Description of quality assurance procedures: not given

Selection of annotators: not given

Training of annotators: not given

Annotation tools used: given
Lexicon:

Format: ok

Text-to-phoneme procedure: ok

Explanation or reference to the phoneme set: an indirect reference in the file RVG1_read.lex

Phonological or higher order phenomena accounted in the phonemic transcriptions: ok
Statistical information:

Frequency of sub-word units: phonemes (diphones, triphones, syllables,...): n.a.

Word frequency table: n.a.
Others:

Any other essential language-dependent information or convention: given.

Indication of how many files were double-checked by the producer together with percentage of detected errors: given -information in the README file

Status of documentation: acceptable

II.) Automatic validation

The following list contains all validation steps with the methodology and results.

Completeness of signal files:

Spontaneous files of the following speakers are missing:

           - 011
           - 146
           - 162
           - 283
           - 316

Phone number with area code files (2) of the speaker 352 are missing.

Completeness of meta data files: ok

Completeness of annotation files:

The transliteration files of following speakers are missing:

          - 145
          - 146
          - 316

The par files of following speakers are missing:

          - 145: No spontaneaus speech par file
          - 146: No spontaneaus speech par file
          - 316: Some phone number with area code par files are missing, no spontaneaus speech par file
          - 330: Exists only the spontaneaus speech par file
          - 331: Exists only the spontaneaus speech par file
          - 331: Exists only the spontaneaus speech par file
          - 332: Exists only the spontaneaus speech par file
          - 352: Phone number with area code files are missing (2)
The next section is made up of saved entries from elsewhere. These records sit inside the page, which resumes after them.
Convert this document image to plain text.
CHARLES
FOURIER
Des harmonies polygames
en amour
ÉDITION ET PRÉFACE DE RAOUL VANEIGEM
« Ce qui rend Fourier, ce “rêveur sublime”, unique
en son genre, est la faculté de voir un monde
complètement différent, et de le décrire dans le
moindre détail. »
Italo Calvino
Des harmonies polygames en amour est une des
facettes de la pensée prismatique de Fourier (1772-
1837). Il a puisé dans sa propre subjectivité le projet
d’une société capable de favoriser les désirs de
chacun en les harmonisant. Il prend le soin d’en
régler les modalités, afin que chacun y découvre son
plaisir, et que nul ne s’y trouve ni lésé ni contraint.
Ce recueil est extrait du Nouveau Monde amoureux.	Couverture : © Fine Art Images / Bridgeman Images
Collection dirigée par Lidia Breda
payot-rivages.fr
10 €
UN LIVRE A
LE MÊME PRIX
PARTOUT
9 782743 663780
The following validations files are missing:

          - There are no validations files for the speakers 330-331-332
          - 352: 2 phone number with area code validation files are missing
          - 146: No spontaneaus speech validation file
          - 316: 2 phone number with area code validation files are missing, no spontaneaus speech validation file

Correctness of file names: ok.

Empty files: none

Status of signal, annotation and meta data files: ok

Cross checks of meta information: ok

Cross checks of summary listings: ok

Annotation and lexicon contents: Following words are differently annoted in the par files as in the lexicon files:

QasthmanfEl@

zi:m@ns$a$g

gnU$tskOmpi:l6s

fo:to$ts$ts

vIndaUs$n$t

Q'aInts

Su:l@b@Ru:fR@zotsializi:RUN$@$f

III.) Manual Validation

5% of the data and annotations files was checked in comparison. 2,65% of the data contained errors. The most errors were found in
annotation of the spontaneaus speech files.

IV.) Other Relevant Observations

none

V.) Comments for Improvement

The revalidation was able to repair some data and to add some more informations about the speakers' data . The results of the manual validation
couldn't be repaired.

VI.) Result

The corpus is ok. No documentations files are missing and the corpus is well documented.